When set, the CLI does not auto-create the directory.
### Startup Behavior
`registerPlugins()` is called in `main()` before `rootCmd.Execute()`. It scans the
plugin directory and registers discovered plugins as Cobra subcommands. The scan is
lightweight (a single `ReadDir` call) and only occurs if the plugin directory exists.
Built-in commands always take priority.
### Manifest Validation
Both plugin manifests and the catalog are validated after fetching:
- `apiVersion` must be `cli.fluxcd.io/v1beta1`
- `kind` must be `Plugin` or `PluginCatalog` respectively
- Checksum format is `<algorithm>:<hex>` (currently `sha256:...`), allowing future
algorithm migration without schema changes
### Security Considerations
- **Checksum verification**: All downloaded archives are verified against SHA-256
checksums declared in the catalog manifest before extraction.
- **Path traversal protection**: Archive extraction guards against tar traversal.
- **Response size limits**: HTTP responses from the catalog are capped at 10 MiB to
prevent unbounded memory allocation from malicious servers.
- **No code execution during discovery**: Plugin directory scanning only reads directory
entries and file metadata. No plugin binary is executed during startup.
- **Retryable fetching**: All HTTP/S operations use automatic retries for transient network failures.
### Catalog Repository CI
The `fluxcd/plugins` repository includes CI workflows that:
1. Validate plugin manifests on every PR (schema, name consistency, URL reachability,
checksum verification, binary presence in archives, no builtin collisions)
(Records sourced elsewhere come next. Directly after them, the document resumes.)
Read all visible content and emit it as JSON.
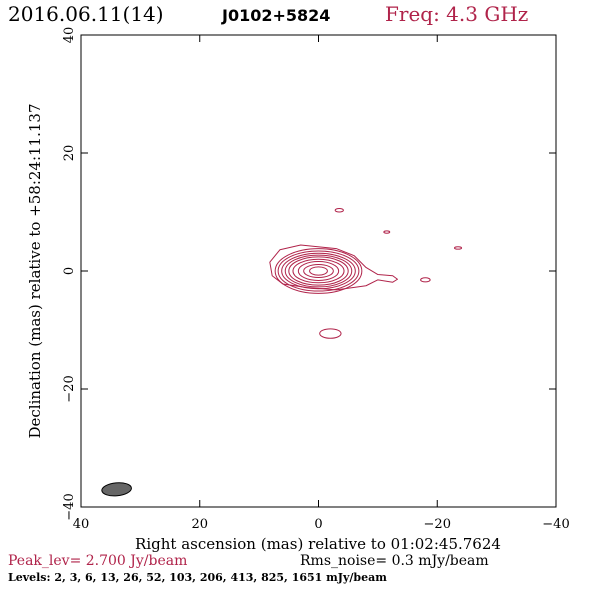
{
  "header": {
    "date": "2016.06.11(14)",
    "source": "J0102+5824",
    "freq": "Freq: 4.3 GHz"
  },
  "chart_data": {
    "type": "contour",
    "xlabel": "Right ascension (mas) relative to 01:02:45.7624",
    "ylabel": "Declination (mas) relative to +58:24:11.137",
    "xlim": [
      40,
      -40
    ],
    "ylim": [
      -40,
      40
    ],
    "x_ticks": [
      40,
      20,
      0,
      -20,
      -40
    ],
    "y_ticks": [
      -40,
      -20,
      0,
      20,
      40
    ],
    "x_tick_labels": [
      "40",
      "20",
      "0",
      "−20",
      "−40"
    ],
    "y_tick_labels": [
      "−40",
      "−20",
      "0",
      "20",
      "40"
    ],
    "contour_color": "#b0234a",
    "beam": {
      "x": 34,
      "y": -37,
      "major": 5,
      "minor": 2.2,
      "angle_deg": 5,
      "color": "#666666"
    },
    "core_center": [
      0,
      0
    ],
    "core_rings": [
      {
        "rx": 7.3,
        "ry": 3.8
      },
      {
        "rx": 6.8,
        "ry": 3.4
      },
      {
        "rx": 6.2,
        "ry": 3.0
      },
      {
        "rx": 5.6,
        "ry": 2.7
      },
      {
        "rx": 5.0,
        "ry": 2.4
      },
      {
        "rx": 4.3,
        "ry": 2.0
      },
      {
        "rx": 3.4,
        "ry": 1.6
      },
      {
        "rx": 2.5,
        "ry": 1.1
      },
      {
        "rx": 1.5,
        "ry": 0.7
      }
    ],
    "outer_contour": [
      [
        -3,
        3.8
      ],
      [
        3,
        4.4
      ],
      [
        6.5,
        3.6
      ],
      [
        8.2,
        1.5
      ],
      [
        7.8,
        -0.8
      ],
      [
        6,
        -2.2
      ],
      [
        2,
        -2.8
      ],
      [
        -3,
        -3.2
      ],
      [
        -8,
        -2.5
      ],
      [
        -10,
        -1.5
      ],
      [
        -12.5,
        -1.9
      ],
      [
        -13.3,
        -1.4
      ],
      [
        -12.5,
        -0.8
      ],
      [
        -10,
        -0.6
      ],
      [
        -8,
        0.6
      ],
      [
        -6,
        2.6
      ]
    ],
    "blobs": [
      {
        "x": -3.5,
        "y": 10.3,
        "rx": 0.7,
        "ry": 0.3
      },
      {
        "x": -11.5,
        "y": 6.6,
        "rx": 0.5,
        "ry": 0.2
      },
      {
        "x": -23.5,
        "y": 3.9,
        "rx": 0.6,
        "ry": 0.2
      },
      {
        "x": -18,
        "y": -1.5,
        "rx": 0.8,
        "ry": 0.35
      },
      {
        "x": -2,
        "y": -10.6,
        "rx": 1.8,
        "ry": 0.8
      }
    ],
    "peak": "Peak_lev=  2.700 Jy/beam",
    "rms": "Rms_noise=  0.3 mJy/beam",
    "levels": "Levels:   2,   3,   6,   13,   26,   52,  103,  206,  413,  825,  1651 mJy/beam"
  }
}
2. Regenerate `catalog.yaml` when plugins are added or removed
3. Automatically poll upstream repositories for new releases and create update PRs
### Known Limitations (v1beta1)
1. **No cosign/SLSA verification** -- SHA-256 only. Signature verification can be added later.
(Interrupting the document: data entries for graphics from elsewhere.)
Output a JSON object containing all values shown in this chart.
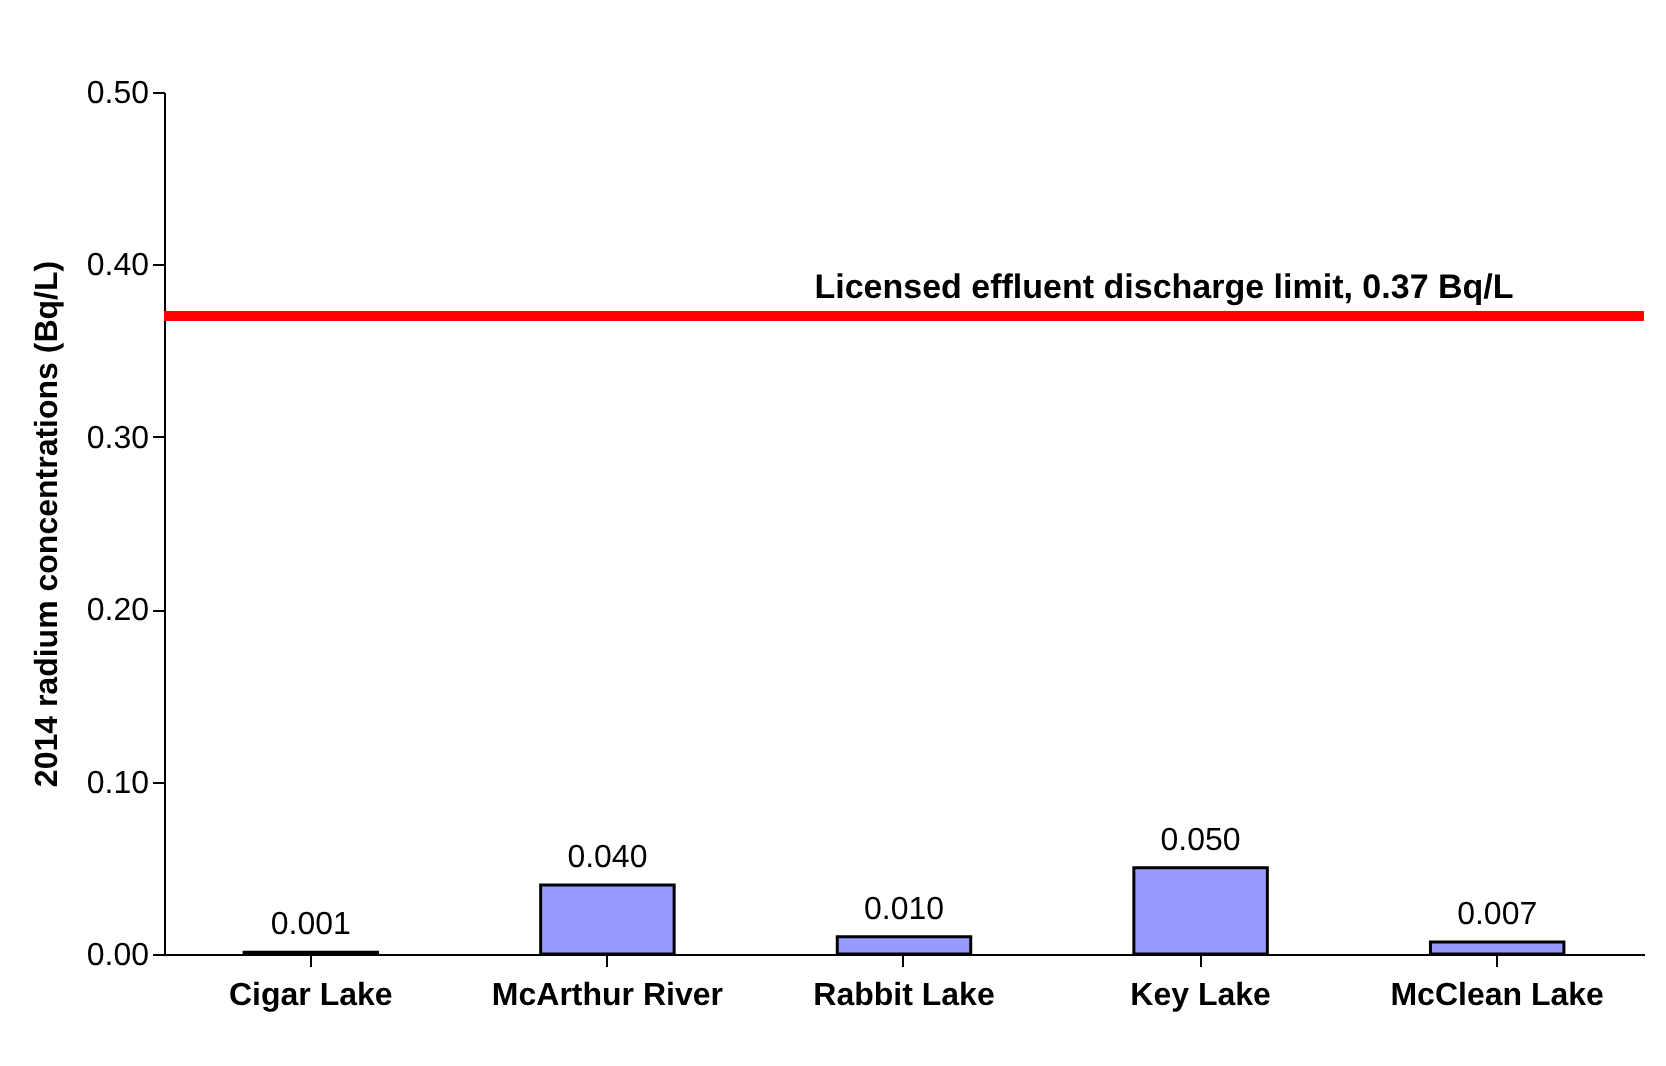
{
  "chart_data": {
    "type": "bar",
    "ylabel": "2014 radium concentrations (Bq/L)",
    "categories": [
      "Cigar Lake",
      "McArthur River",
      "Rabbit Lake",
      "Key Lake",
      "McClean Lake"
    ],
    "values": [
      0.001,
      0.04,
      0.01,
      0.05,
      0.007
    ],
    "value_labels": [
      "0.001",
      "0.040",
      "0.010",
      "0.050",
      "0.007"
    ],
    "color": "#9999ff",
    "ylim": [
      0,
      0.5
    ],
    "yticks": [
      {
        "value": 0,
        "label": "0.00"
      },
      {
        "value": 0.1,
        "label": "0.10"
      },
      {
        "value": 0.2,
        "label": "0.20"
      },
      {
        "value": 0.3,
        "label": "0.30"
      },
      {
        "value": 0.4,
        "label": "0.40"
      },
      {
        "value": 0.5,
        "label": "0.50"
      }
    ],
    "ref_lines": [
      {
        "axis": "y",
        "value": 0.37,
        "label": "Licensed effluent discharge limit,  0.37 Bq/L",
        "color": "#ff0000"
      }
    ],
    "grid": false
  }
}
2. **No plugin dependencies** -- plugins are standalone binaries.
3. **No automatic update checks** -- users run `flux plugin update` explicitly.
4. **No private catalog auth** -- `$FLUXCD_PLUGIN_CATALOG` works for private URLs but no token injection.
5. **No version constraints** -- no `>=0.44.0` ranges. Exact version or latest only.
6. **Flag names differ between Flux and plugins** -- e.g., `--context` (flux) vs
`--kube-context` (flux-operator). This is a plugin concern, not a system concern.